22. BI / DIE ANMUT
Anmut hat Gelingen.
Im Kleinen ist es fördernd, etwas
zu unternehmen.
Die Anmut bringt Gelingen. Aber sie ist nicht das
Wesentliche, die Grundlage, sondern nur die Verzierung. Daher darf
sie nur sparsam, im Kleinen angewandt werden. In dem unteren Zeichen,
Feuer, tritt eine weiche Linie zwischen zwei starke und macht sie
schön; die starken aber sind das Wesen, die schwache Linie ist die
verschönernde Form. Im oberen Zeichen, Berg, tritt die starke Linie
bestimmend an die Spitze, so daß sie auch hier als ausschlaggebend
in Betracht kommt.
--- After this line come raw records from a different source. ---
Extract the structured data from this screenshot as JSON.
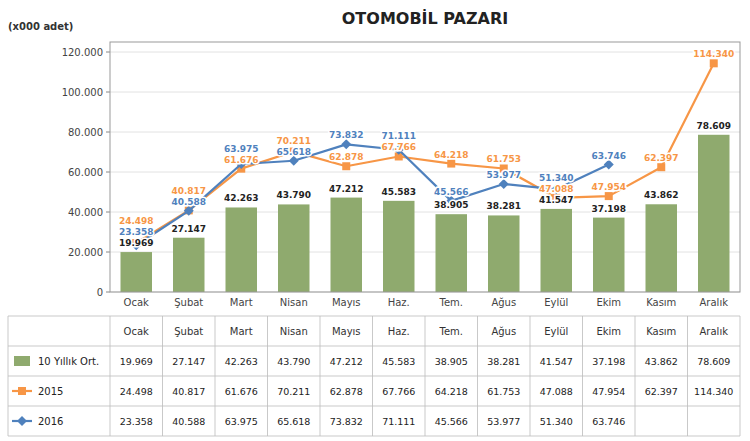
{
  "chart_data": {
    "type": "bar",
    "title": "OTOMOBİL PAZARI",
    "y_label": "(x000 adet)",
    "categories": [
      "Ocak",
      "Şubat",
      "Mart",
      "Nisan",
      "Mayıs",
      "Haz.",
      "Tem.",
      "Ağus",
      "Eylül",
      "Ekim",
      "Kasım",
      "Aralık"
    ],
    "series": [
      {
        "name": "10 Yıllık Ort.",
        "type": "bar",
        "color": "#8faa6e",
        "values": [
          19969,
          27147,
          42263,
          43790,
          47212,
          45583,
          38905,
          38281,
          41547,
          37198,
          43862,
          78609
        ],
        "value_labels": [
          "19.969",
          "27.147",
          "42.263",
          "43.790",
          "47.212",
          "45.583",
          "38.905",
          "38.281",
          "41.547",
          "37.198",
          "43.862",
          "78.609"
        ]
      },
      {
        "name": "2015",
        "type": "line",
        "color": "#f79646",
        "marker": "square",
        "values": [
          24498,
          40817,
          61676,
          70211,
          62878,
          67766,
          64218,
          61753,
          47088,
          47954,
          62397,
          114340
        ],
        "value_labels": [
          "24.498",
          "40.817",
          "61.676",
          "70.211",
          "62.878",
          "67.766",
          "64.218",
          "61.753",
          "47.088",
          "47.954",
          "62.397",
          "114.340"
        ]
      },
      {
        "name": "2016",
        "type": "line",
        "color": "#4f81bd",
        "marker": "diamond",
        "values": [
          23358,
          40588,
          63975,
          65618,
          73832,
          71111,
          45566,
          53977,
          51340,
          63746,
          null,
          null
        ],
        "value_labels": [
          "23.358",
          "40.588",
          "63.975",
          "65.618",
          "73.832",
          "71.111",
          "45.566",
          "53.977",
          "51.340",
          "63.746",
          null,
          null
        ]
      }
    ],
    "ylim": [
      0,
      125000
    ],
    "yticks": [
      0,
      {
        "value": 20000,
        "label": "20.000"
      },
      {
        "value": 40000,
        "label": "40.000"
      },
      {
        "value": 60000,
        "label": "60.000"
      },
      {
        "value": 80000,
        "label": "80.000"
      },
      {
        "value": 100000,
        "label": "100.000"
      },
      {
        "value": 120000,
        "label": "120.000"
      }
    ],
    "grid": true,
    "data_labels": true,
    "legend": "bottom"
  }
}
In der Natur sieht man am Himmel das starke Licht
der Sonne. Auf ihr beruht das Leben der Welt. Aber dieses Starke,
Wesentliche wird umgewandelt und findet anmutige Abwechslung durch
Mond und Sterne. Im Menschenleben besteht die schöne Form darin, daß
wie Berge feststehende, starke Ordnungen da sind, die durch die klare
Schönheit gefällig gemacht werden. Die Betrachtung der Formen am
Himmel verleiht die Fähigkeit, die Zeit und ihre wechselnden
Anforderungen zu verstehen. Die Betrachtung der Formen im
Menschenleben verleiht die Möglichkeit, die Welt zu gestalten.
Bemerkung: Das Zeichen zeigt die ruhende Schönheit:
innen Klarheit und außen Stille. Das ist die Ruhe der reinen
Betrachtung. Wenn das Begehren schweigt, der Wille zur Ruhe kommt,
dann tritt die Welt als Vorstellung in die Erscheinung. Und als
solche ist sie schön und dem Kampf des Daseins entnommen. Das ist
die Welt der Kunst. Aber durch bloße Betrachtung wird der Wille
nicht endgültig zur Ruhe gebracht. Er wird wieder erwachen, und
alles Schöne war dann nur ein vorübergehender Moment der Erhebung.
Darum ist dies noch nicht der eigentliche Weg zur Erlösung. Kungtse
fühlte sich daher auch sehr unbehaglich, als er bei Gelegenheit
einer Befragung des Orakels das Zeichen Anmut bekam.